Cuando llegamos a la puerta del edificio, veo una nube de niños con sus uniformes, maletas y balones. ¿Les dejarán llevar pelotas de fútbol? En mis tiempos no estaban autorizadas. De pronto, una imagen se superpone a la de esos escolares. Es una foto en blanco y negro en el fondo de mi memoria: un grupo de chavales de espalda, con sus mochilas y gorras, camino del campo de concentración que suponía para mí la escuela.
—Hagas lo que hagas, ni se te ocurra llorar —dijo mi madre, de cuya mano me cogía como si fuera una tabla de salvación—, es de débiles y de personas sin modales.
Estábamos los dos de pie a la puerta de nuestra casa esperando el bus escolar. El muy cretino llegó a su hora y en cuanto abrió la puerta, mamá, con un suave empujón, me dirigió a las fauces de ese monstruo que me trasladaría a un mundo desconocido.
Apenas pude responder con un susurro cuando el conductor me preguntó mi nombre. Una palabra más hubiera descubierto mi congoja. Las primeras lágrimas que contuve en mi vida.
El resto fue silencio.
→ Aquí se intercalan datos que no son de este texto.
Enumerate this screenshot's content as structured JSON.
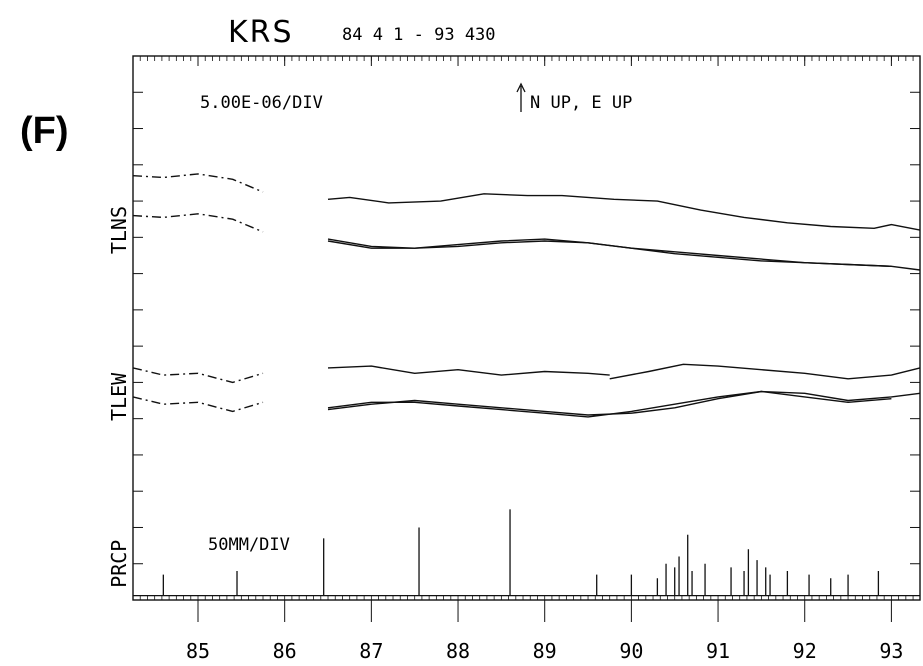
{
  "chart_data": {
    "type": "line",
    "title": "KRS",
    "subtitle": "84 4 1 - 93 430",
    "panel_label": "(F)",
    "scale_annotation": "5.00E-06/DIV",
    "direction_annotation": "N UP, E UP",
    "precip_scale_annotation": "50MM/DIV",
    "x_axis": {
      "ticks": [
        85,
        86,
        87,
        88,
        89,
        90,
        91,
        92,
        93
      ],
      "range": [
        84.25,
        93.33
      ]
    },
    "y_axis": {
      "range": [
        0,
        15
      ],
      "divisions": 15,
      "unit_per_div": "5.00E-06"
    },
    "channels": [
      {
        "name": "TLNS"
      },
      {
        "name": "TLEW"
      },
      {
        "name": "PRCP"
      }
    ],
    "series": [
      {
        "channel": "TLNS",
        "style": "dash-dot",
        "x": [
          84.25,
          84.6,
          85.0,
          85.4,
          85.75
        ],
        "y": [
          11.7,
          11.65,
          11.75,
          11.6,
          11.25
        ]
      },
      {
        "channel": "TLNS",
        "style": "dash-dot",
        "x": [
          84.25,
          84.6,
          85.0,
          85.4,
          85.75
        ],
        "y": [
          10.6,
          10.55,
          10.65,
          10.5,
          10.15
        ]
      },
      {
        "channel": "TLNS",
        "style": "solid",
        "x": [
          86.5,
          86.75,
          87.2,
          87.8,
          88.3,
          88.8,
          89.2,
          89.8,
          90.3,
          90.8,
          91.3,
          91.8,
          92.3,
          92.8,
          93.0,
          93.33
        ],
        "y": [
          11.05,
          11.1,
          10.95,
          11.0,
          11.2,
          11.15,
          11.15,
          11.05,
          11.0,
          10.75,
          10.55,
          10.4,
          10.3,
          10.25,
          10.35,
          10.2
        ]
      },
      {
        "channel": "TLNS",
        "style": "solid",
        "x": [
          86.5,
          87.0,
          87.5,
          88.0,
          88.5,
          89.0,
          89.5,
          90.0,
          90.5,
          91.0,
          91.5,
          92.0,
          92.5,
          93.0,
          93.33
        ],
        "y": [
          9.95,
          9.75,
          9.7,
          9.75,
          9.85,
          9.9,
          9.85,
          9.7,
          9.6,
          9.5,
          9.4,
          9.3,
          9.25,
          9.2,
          9.1
        ]
      },
      {
        "channel": "TLNS",
        "style": "solid",
        "x": [
          86.5,
          87.0,
          87.5,
          88.0,
          88.5,
          89.0,
          89.5,
          90.0,
          90.5,
          91.0,
          91.5,
          92.0,
          92.5,
          93.0
        ],
        "y": [
          9.9,
          9.7,
          9.7,
          9.8,
          9.9,
          9.95,
          9.85,
          9.7,
          9.55,
          9.45,
          9.35,
          9.3,
          9.25,
          9.2
        ]
      },
      {
        "channel": "TLEW",
        "style": "dash-dot",
        "x": [
          84.25,
          84.6,
          85.0,
          85.4,
          85.75
        ],
        "y": [
          6.4,
          6.2,
          6.25,
          6.0,
          6.25
        ]
      },
      {
        "channel": "TLEW",
        "style": "dash-dot",
        "x": [
          84.25,
          84.6,
          85.0,
          85.4,
          85.75
        ],
        "y": [
          5.6,
          5.4,
          5.45,
          5.2,
          5.45
        ]
      },
      {
        "channel": "TLEW",
        "style": "solid",
        "x": [
          86.5,
          87.0,
          87.5,
          88.0,
          88.5,
          89.0,
          89.5,
          89.75
        ],
        "y": [
          6.4,
          6.45,
          6.25,
          6.35,
          6.2,
          6.3,
          6.25,
          6.2
        ]
      },
      {
        "channel": "TLEW",
        "style": "solid",
        "x": [
          89.75,
          90.2,
          90.6,
          91.0,
          91.5,
          92.0,
          92.5,
          93.0,
          93.33
        ],
        "y": [
          6.1,
          6.3,
          6.5,
          6.45,
          6.35,
          6.25,
          6.1,
          6.2,
          6.4
        ]
      },
      {
        "channel": "TLEW",
        "style": "solid",
        "x": [
          86.5,
          87.0,
          87.5,
          88.0,
          88.5,
          89.0,
          89.5,
          90.0,
          90.5,
          91.0,
          91.5,
          92.0,
          92.5,
          93.0,
          93.33
        ],
        "y": [
          5.25,
          5.4,
          5.5,
          5.4,
          5.3,
          5.2,
          5.1,
          5.15,
          5.3,
          5.55,
          5.75,
          5.7,
          5.5,
          5.6,
          5.7
        ]
      },
      {
        "channel": "TLEW",
        "style": "solid",
        "x": [
          86.5,
          87.0,
          87.5,
          88.0,
          88.5,
          89.0,
          89.5,
          90.0,
          90.5,
          91.0,
          91.5,
          92.0,
          92.5,
          93.0
        ],
        "y": [
          5.3,
          5.45,
          5.45,
          5.35,
          5.25,
          5.15,
          5.05,
          5.2,
          5.4,
          5.6,
          5.75,
          5.6,
          5.45,
          5.55
        ]
      }
    ],
    "precipitation_spikes": {
      "x": [
        84.6,
        85.45,
        86.45,
        87.55,
        88.6,
        89.6,
        90.0,
        90.3,
        90.4,
        90.5,
        90.55,
        90.65,
        90.7,
        90.85,
        91.15,
        91.3,
        91.35,
        91.45,
        91.55,
        91.6,
        91.8,
        92.05,
        92.3,
        92.5,
        92.85
      ],
      "y": [
        0.7,
        0.8,
        1.7,
        2.0,
        2.5,
        0.7,
        0.7,
        0.6,
        1.0,
        0.9,
        1.2,
        1.8,
        0.8,
        1.0,
        0.9,
        0.8,
        1.4,
        1.1,
        0.9,
        0.7,
        0.8,
        0.7,
        0.6,
        0.7,
        0.8
      ]
    }
  }
}
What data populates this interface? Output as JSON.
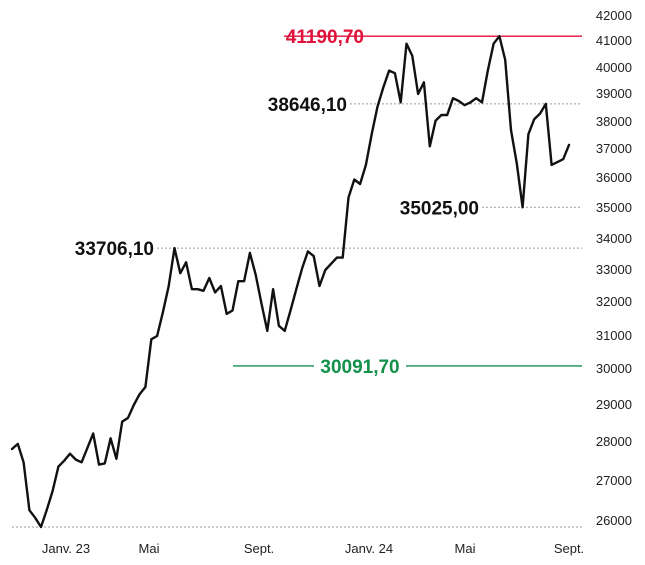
{
  "chart_data": {
    "type": "line",
    "title": "",
    "xlabel": "",
    "ylabel": "",
    "ylim": [
      25900,
      42000
    ],
    "y_ticks": [
      "42000",
      "41000",
      "40000",
      "39000",
      "38000",
      "37000",
      "36000",
      "35000",
      "34000",
      "33000",
      "32000",
      "31000",
      "30000",
      "29000",
      "28000",
      "27000",
      "26000"
    ],
    "x_ticks": [
      "Janv. 23",
      "Mai",
      "Sept.",
      "Janv. 24",
      "Mai",
      "Sept."
    ],
    "grid": false,
    "colors": {
      "line": "#111111",
      "high": "#e0113a",
      "low": "#12914a",
      "ref": "#9a9a9a",
      "text": "#222222"
    },
    "annotations": [
      {
        "label": "41190,70",
        "value": 41190.7,
        "style": "high"
      },
      {
        "label": "38646,10",
        "value": 38646.1,
        "style": "ref"
      },
      {
        "label": "35025,00",
        "value": 35025.0,
        "style": "ref"
      },
      {
        "label": "33706,10",
        "value": 33706.1,
        "style": "ref"
      },
      {
        "label": "30091,70",
        "value": 30091.7,
        "style": "low"
      },
      {
        "label": "",
        "value": 25900,
        "style": "ref"
      }
    ],
    "series": [
      {
        "values": [
          27820,
          27950,
          27480,
          26270,
          26080,
          25900,
          26280,
          26750,
          27370,
          27520,
          27700,
          27550,
          27480,
          27850,
          28230,
          27420,
          27450,
          28100,
          27570,
          28550,
          28650,
          29000,
          29300,
          29500,
          30900,
          31000,
          31700,
          32500,
          33706,
          32900,
          33250,
          32400,
          32400,
          32350,
          32750,
          32300,
          32500,
          31650,
          31750,
          32650,
          32650,
          33550,
          32850,
          31950,
          31150,
          32400,
          31300,
          31150,
          31750,
          32400,
          33050,
          33600,
          33450,
          32500,
          33000,
          33200,
          33400,
          33400,
          35350,
          35950,
          35800,
          36450,
          37550,
          38550,
          39250,
          39900,
          39800,
          38700,
          40900,
          40450,
          39000,
          39450,
          37100,
          38050,
          38250,
          38250,
          38850,
          38750,
          38600,
          38700,
          38850,
          38700,
          39900,
          40900,
          41190.7,
          40300,
          37700,
          36500,
          35025,
          37550,
          38100,
          38300,
          38646.1,
          36450,
          36550,
          36650,
          37150
        ]
      }
    ]
  }
}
Un silencio cortado por llantos de otros niños, las palabras de consuelo de la celadora a nuestro cuidado y el ruido del motor. A través de la ventanilla podía ver hileras de niños que se dirigían a ese lugar al que nunca hubiese deseado ir. Yo estaba muy bien en casa, con mis padres, mi abuela y la niñera, ¿qué necesidad de sacarme de ese lugar tan cálido y confortable? Fue entonces cuando vi al grupo de niños de espaldas, esa foto en blanco y negro que hoy regresa desde el fondo de mi memoria.
Cuando descendimos del bus me quedé quieto, incapaz de dar un paso hacia el edificio blanco y enorme en el cual estaba destinado a pasar muchos años de mi vida. Seguía conteniendo las lágrimas, inmóvil debajo de un castaño. Alcé los ojos al cielo nublado. Llora tú que puedes, le dije al firmamento encapotado sin abrir la boca. Pero a él también le habrían dado las mismas instrucciones, porque no llovió. Fue entonces cuando sentí una mano en la mía. Pertenecía a un chico de mi edad, con el mismo uniforme y la misma gorra calada hasta las cejas.
—¿Vamos? Soy Alejandro.
No recuerdo si respondí con mi nombre, sólo que le di la mano y juntos entramos en el colegio. Desde ese día fuimos inseparables. Toda una vida compartiendo alegrías y sinsabores hasta que hace un par de años una horrible enfermedad se lo llevó para siempre.
Alma me deja, corre hacia el patio donde están sus compañeros. Cuando logro alcanzarla abraza a un niño de su misma edad. Le pregunto su nombre.
—Alejandro.
Esta vez no hay lágrimas que contener y el sol brilla en el cielo.